Lawson immediately stood out as an improvement on the standard established by AlphaTauri’s previous performances throughout their troubled season. Lawson finished higher than his teammate, Yuki Tsunoda, in his first four F1 races. He also chalked up AlphaTauri’s first points of the season when he finished ninth at the Singapore Grand Prix, before Ricciardo returned from injury.
While Lawson wasn’t exactly challenging Max Verstappen for the lead in any of his stints behind the wheel, he consistently outperformed his teammate and was a brief light in a dark season for AlphaTauri. As such, it would be fair to say that Lawson could feel he had earned a permanent spot on the F1 grid from 2024 onwards. Instead, AlphaTauri decided to stick with Ricciardo and the struggling Tsunoda, and Lawson was rightfully ticked off about it, as he made clear in episode nine of Drive To Survive’s new season.
“I’ve just beaten the guy who got the seat,” Lawson tells Netflix’s cameras shortly after learning from Christian Horner that he wouldn’t be getting a starting spot in AlphaTauri’s 2024 lineup. “It’s meant to be me.” Lawson remains the reserve driver for both Red Bull and AlphaTauri for the 2024 season. If there are any slip-ups from the AlphaTauri drivers, Lawson is waiting in the wings and will be ready to strike. With Sergio Perez’s contract at Red Bull expiring at the end of this year, the battle for his vacated seat could be a three-man race between the drivers at Red Bull’s junior team: Ricciardo, Tsunoda and Lawson. Don’t expect Lawson to give it up without a fight.

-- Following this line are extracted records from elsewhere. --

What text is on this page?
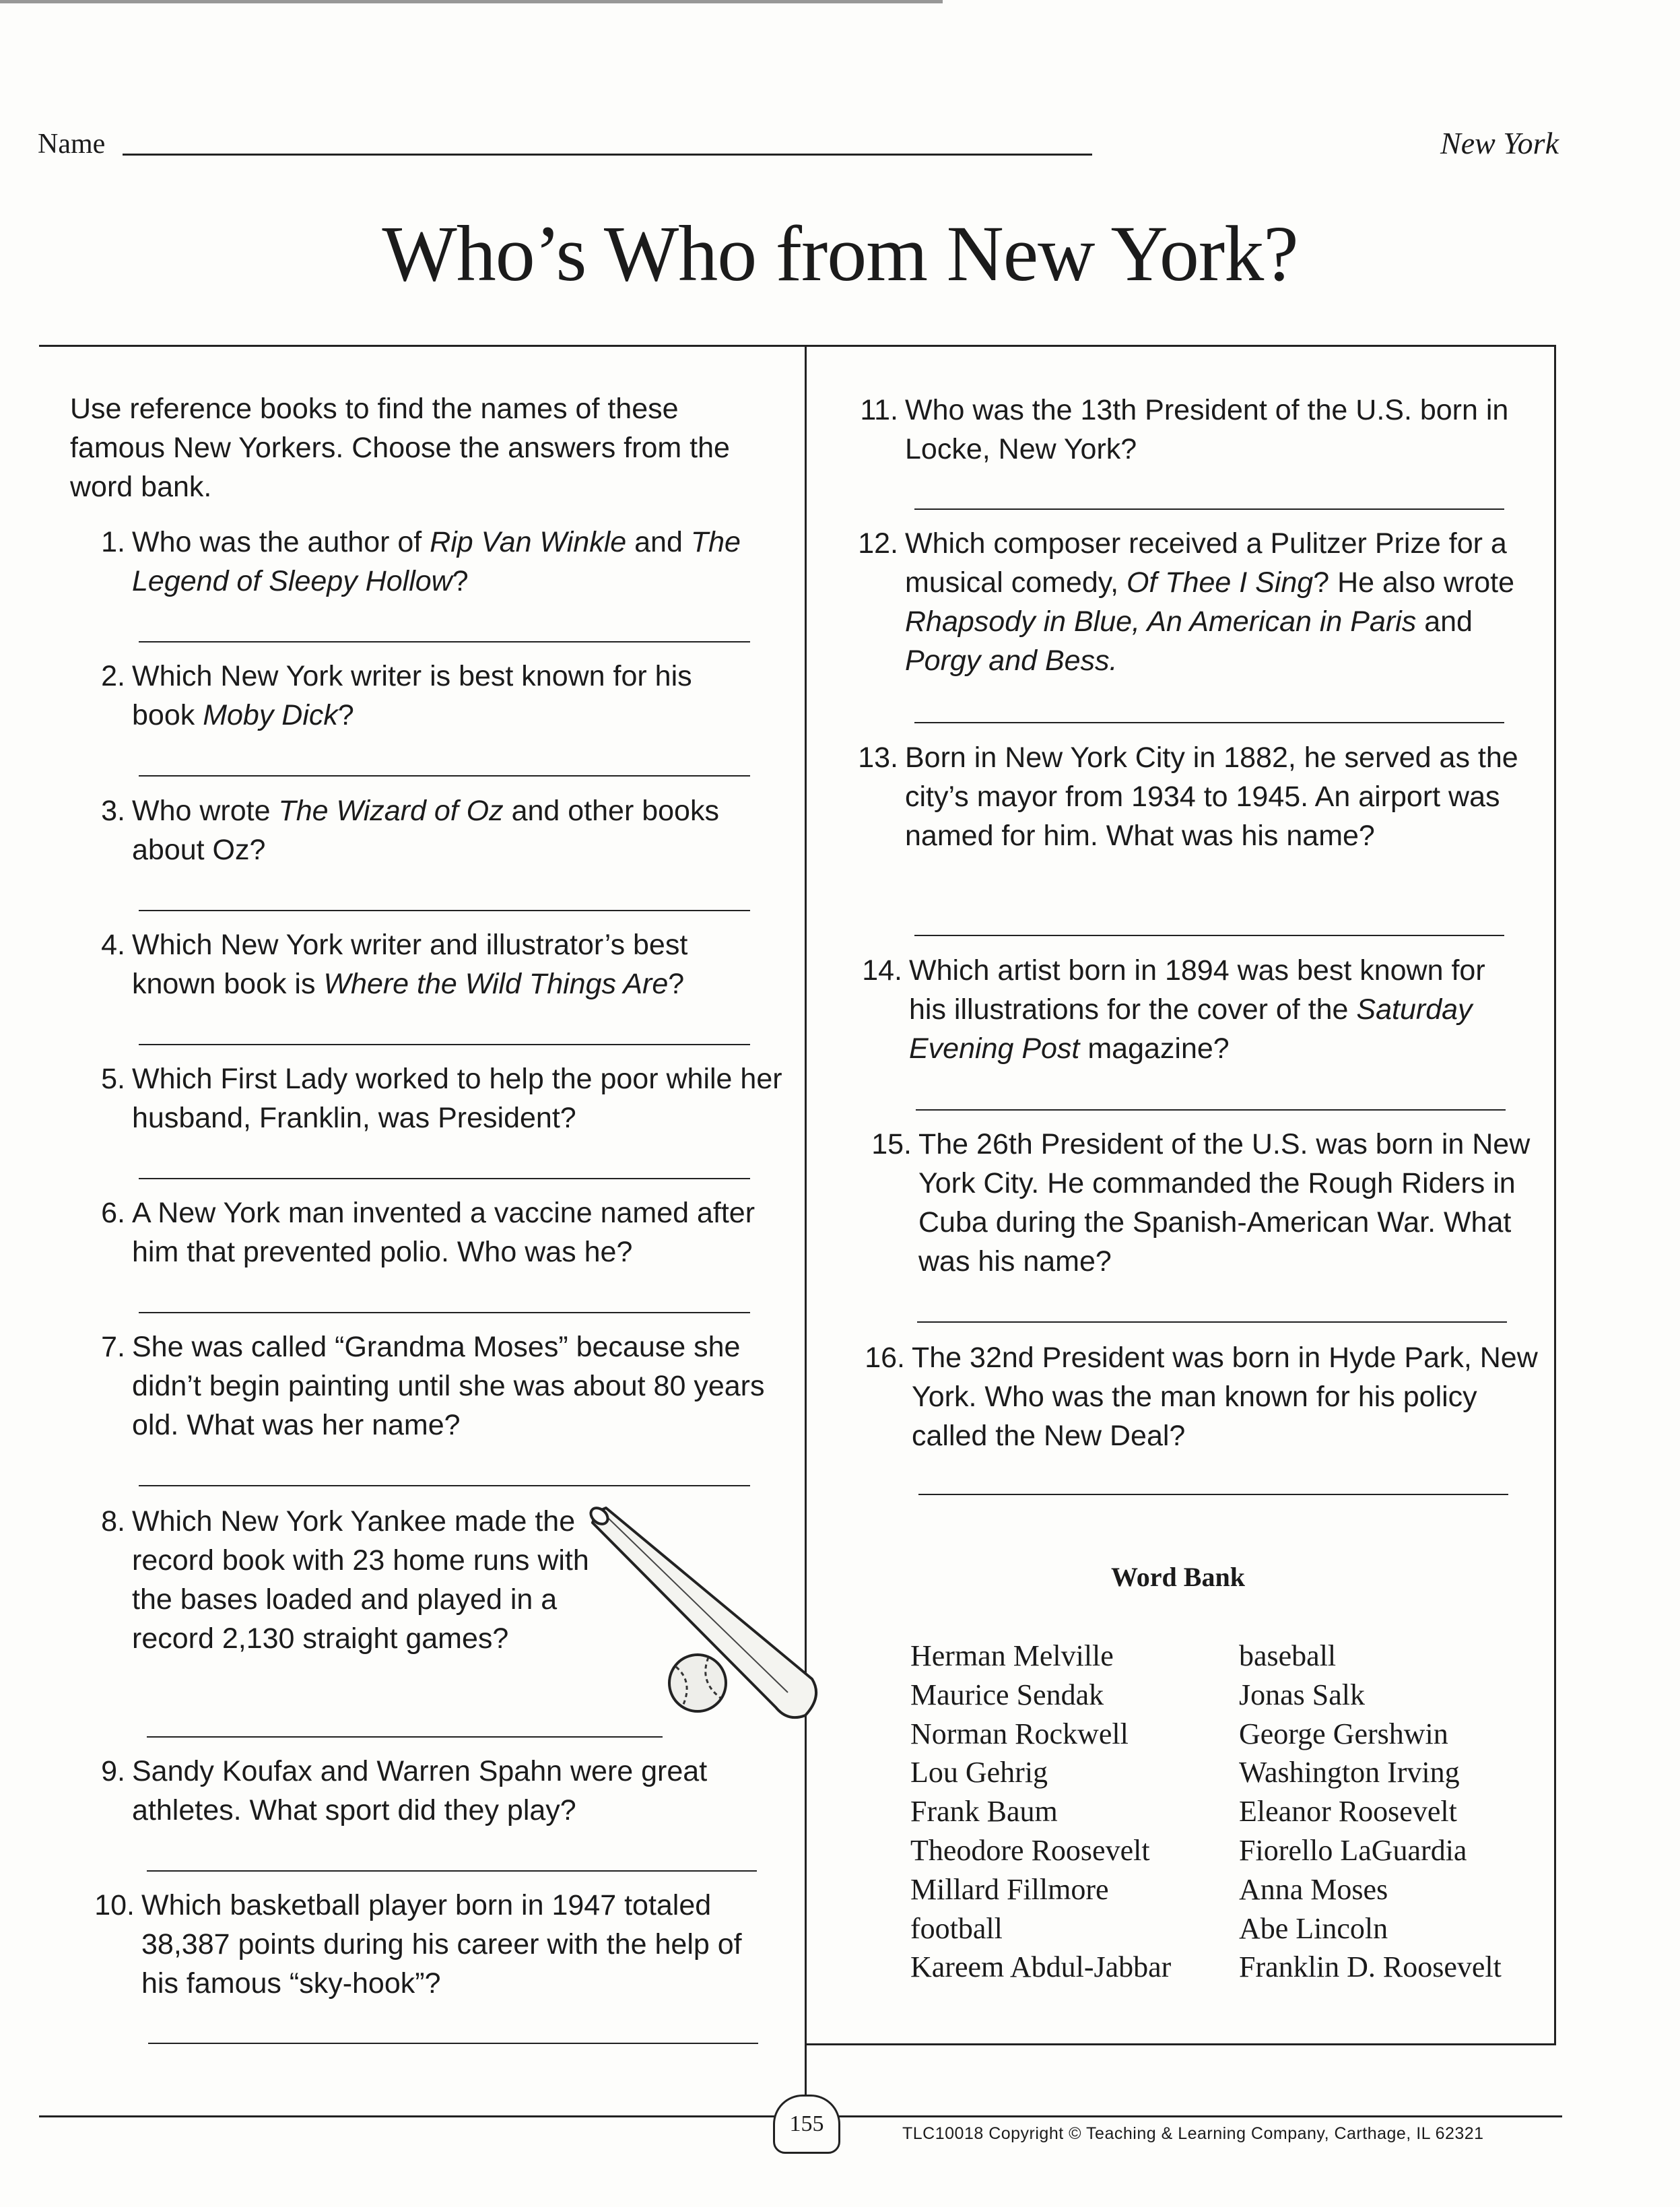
Name	New York
Who’s Who from New York?
Use reference books to find the names of these famous New Yorkers. Choose the answers from the word bank.
1. Who was the author of Rip Van Winkle and The Legend of Sleepy Hollow?
2. Which New York writer is best known for his book Moby Dick?
3. Who wrote The Wizard of Oz and other books about Oz?
4. Which New York writer and illustrator’s best known book is Where the Wild Things Are?
5. Which First Lady worked to help the poor while her husband, Franklin, was President?
6. A New York man invented a vaccine named after him that prevented polio. Who was he?
7. She was called “Grandma Moses” because she didn’t begin painting until she was about 80 years old. What was her name?
8. Which New York Yankee made the record book with 23 home runs with the bases loaded and played in a record 2,130 straight games?
9. Sandy Koufax and Warren Spahn were great athletes. What sport did they play?
10. Which basketball player born in 1947 totaled 38,387 points during his career with the help of his famous “sky-hook”?
11. Who was the 13th President of the U.S. born in Locke, New York?
12. Which composer received a Pulitzer Prize for a musical comedy, Of Thee I Sing? He also wrote Rhapsody in Blue, An American in Paris and Porgy and Bess.
13. Born in New York City in 1882, he served as the city’s mayor from 1934 to 1945. An airport was named for him. What was his name?
14. Which artist born in 1894 was best known for his illustrations for the cover of the Saturday Evening Post magazine?
15. The 26th President of the U.S. was born in New York City. He commanded the Rough Riders in Cuba during the Spanish-American War. What was his name?
16. The 32nd President was born in Hyde Park, New York. Who was the man known for his policy called the New Deal?
Word Bank
Herman Melville
Maurice Sendak
Norman Rockwell
Lou Gehrig
Frank Baum
Theodore Roosevelt
Millard Fillmore
football
Kareem Abdul-Jabbar
baseball
Jonas Salk
George Gershwin
Washington Irving
Eleanor Roosevelt
Fiorello LaGuardia
Anna Moses
Abe Lincoln
Franklin D. Roosevelt
155	TLC10018 Copyright © Teaching & Learning Company, Carthage, IL 62321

5 A bumper year is ahead for McLaren
Episode three of Drive To Survive season six focuses entirely on McLaren. Specifically, the episode details the team’s early season woes, as rookie Oscar Piastri struggled to find his footing and stalwart Lando Norris weighed his options regarding testing the waters with another team. Midway through the season, however, McLaren made changes to their troubled MCL60 and their fortunes improved dramatically.
For the second half of the 2023 season, McLaren frequently looked like the biggest challengers to Red Bull’s dominance. With a full season ahead under an improved outlook, coupled with the growing talents of Piastri and Norris’ long-term commitment, McLaren looks like it can threaten Mercedes and Ferrari for the title of best of the rest.